また、紹介状を持たずに大きな病院を受診すると、通常の医療費とは別に特別の料金を支払う場合があります。

どちらも、

健康保険が使えない自由診療なのではないか

と思うかもしれません。

しかし、一般的な自由診療とは仕組みが異なります。

こうした患者自身の選択による追加的なサービスなどについて、保険診療と組み合わせることを認める仕組みが「選定療養」です。

選定療養は、保険外併用療養費制度の一つです。

基本となる診察や治療には公的医療保険を使いながら、患者が選択した追加部分については自己負担することができます。

選定療養とは何か

選定療養とは、患者自身が選択する特別なサービスなどについて、保険診療との併用を認める仕組みです。

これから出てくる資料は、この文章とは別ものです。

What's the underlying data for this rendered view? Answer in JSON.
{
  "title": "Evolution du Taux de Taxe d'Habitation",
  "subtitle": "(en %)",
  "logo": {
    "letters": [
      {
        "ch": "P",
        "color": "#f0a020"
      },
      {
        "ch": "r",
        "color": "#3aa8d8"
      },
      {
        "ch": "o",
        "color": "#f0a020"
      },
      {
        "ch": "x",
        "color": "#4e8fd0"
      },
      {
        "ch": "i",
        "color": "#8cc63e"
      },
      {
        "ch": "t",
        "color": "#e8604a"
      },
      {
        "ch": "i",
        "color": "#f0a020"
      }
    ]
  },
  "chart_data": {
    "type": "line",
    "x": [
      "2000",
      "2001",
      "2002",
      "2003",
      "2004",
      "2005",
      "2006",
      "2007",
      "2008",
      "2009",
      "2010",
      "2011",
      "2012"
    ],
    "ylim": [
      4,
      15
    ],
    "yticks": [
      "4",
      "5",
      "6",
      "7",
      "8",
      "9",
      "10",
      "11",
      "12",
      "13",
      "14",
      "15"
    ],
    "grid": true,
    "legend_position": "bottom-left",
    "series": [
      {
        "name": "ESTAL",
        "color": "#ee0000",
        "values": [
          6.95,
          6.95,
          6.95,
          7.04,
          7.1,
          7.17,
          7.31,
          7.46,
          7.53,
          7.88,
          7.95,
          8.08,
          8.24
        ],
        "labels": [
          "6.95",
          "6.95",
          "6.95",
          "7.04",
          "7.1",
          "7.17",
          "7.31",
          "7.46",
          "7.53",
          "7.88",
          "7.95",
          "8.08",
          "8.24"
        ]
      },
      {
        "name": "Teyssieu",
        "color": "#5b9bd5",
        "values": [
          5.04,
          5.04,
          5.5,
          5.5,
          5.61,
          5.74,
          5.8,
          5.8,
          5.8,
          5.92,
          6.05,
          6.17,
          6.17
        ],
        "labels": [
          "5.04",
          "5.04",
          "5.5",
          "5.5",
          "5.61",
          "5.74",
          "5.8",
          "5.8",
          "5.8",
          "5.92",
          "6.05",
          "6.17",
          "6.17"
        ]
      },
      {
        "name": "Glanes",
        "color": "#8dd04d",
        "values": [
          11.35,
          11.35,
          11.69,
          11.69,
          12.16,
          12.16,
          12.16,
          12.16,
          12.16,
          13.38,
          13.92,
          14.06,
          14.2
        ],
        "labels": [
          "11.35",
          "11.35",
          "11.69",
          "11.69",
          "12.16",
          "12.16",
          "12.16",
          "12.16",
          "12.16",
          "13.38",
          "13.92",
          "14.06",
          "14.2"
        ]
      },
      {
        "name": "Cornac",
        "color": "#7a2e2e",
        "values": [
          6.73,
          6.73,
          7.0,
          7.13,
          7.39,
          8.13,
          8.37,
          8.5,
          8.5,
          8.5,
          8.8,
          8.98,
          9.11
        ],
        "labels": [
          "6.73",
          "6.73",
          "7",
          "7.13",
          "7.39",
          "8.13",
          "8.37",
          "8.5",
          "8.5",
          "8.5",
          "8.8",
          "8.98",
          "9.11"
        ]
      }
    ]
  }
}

日本では、保険診療と保険外診療を患者と医療機関が自由に組み合わせる混合診療は原則として認められていません。

しかし、

保険外のものを一つでも利用したら、すべての医療費を全額自己負担にする

という仕組みでは患者の選択肢が狭くなります。

そこで一定の保険外のサービスについては、保険診療との併用を制度上認めています。

その一つが選定療養です。

選定療養に該当する部分については患者が自己負担しますが、通常の保険診療部分については公的医療保険を利用できます。

評価療養や患者申出療養とは目的が違う

保険外併用療養費制度には、これまで取り上げた評価療養や患者申出療養もあります。

選定療養は、これらとは性格が異なります。

評価療養では、将来的な保険導入に向けた評価という考え方があります。

先進医療などが代表例です。

患者申出療養では、患者の申し出を起点として、保険外の治療を一定の条件のもとで利用する仕組みになっています。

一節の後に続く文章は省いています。